William is the first senior royal to receive such leave, which became standard for working dads in the U.K. in 2003, according to the Associated Press. As a helicopter pilot in the Royal Air Force, he will receive his full salary during the time off, the AP reports.
While the U.S. does not federally mandate paid paternity leave, increasingly companies are moving to offer men more time off with pay. For instance, earlier this year Yahoo extended its parental-leave policy to provide up to eight weeks of fully paid leave for both mothers and fathers.
Yet even as some companies are beginning to offer men more time, a recent report in the Wall Street Journal shows that men are still reluctant to take it. While Ernst & Young offers up to six weeks of paid paternity leave to fathers on staff, 90 percent of those dads take only two weeks, WSJ reports. What's more, a 2011 study by the Boston College Center for Work and Family found that the majority of new fathers take only a week or two off.
Many men said they would take as much time as they were able.
"There is nothing more important than family," said Ahmad Moore, a business owner in Newark, N.J. "You can run the business and have everything going well, but if the cost of running that business is the dysfunction of your family and your absence in their life, you have paid too much and made no profit."

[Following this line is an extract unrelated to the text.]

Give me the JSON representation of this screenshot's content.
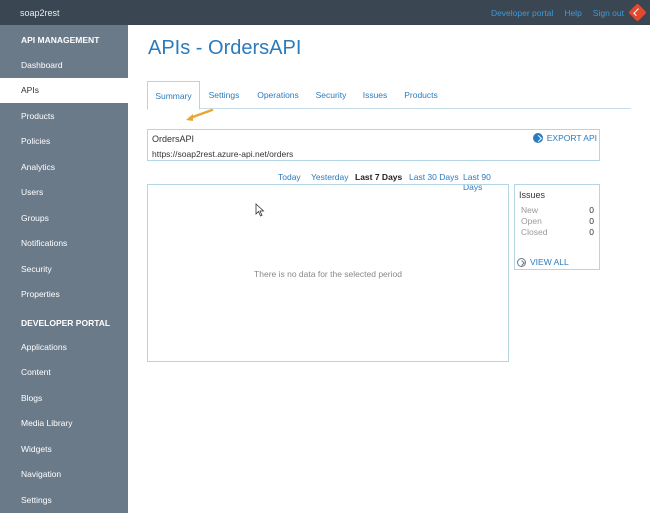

Meanwhile, new dad Scott Walker said he leaned on technology to stay connected to work: "I was out of the office for six weeks due to mom and the baby having complications, but worked from either the hospital or home during that time and didn't fall behind. It's easy to take mobile technology for granted, but it can truly be the lifeline that keeps your head above water in tough times."
Several others said they simply couldn't be away too long, and one to two weeks is the right amount of time.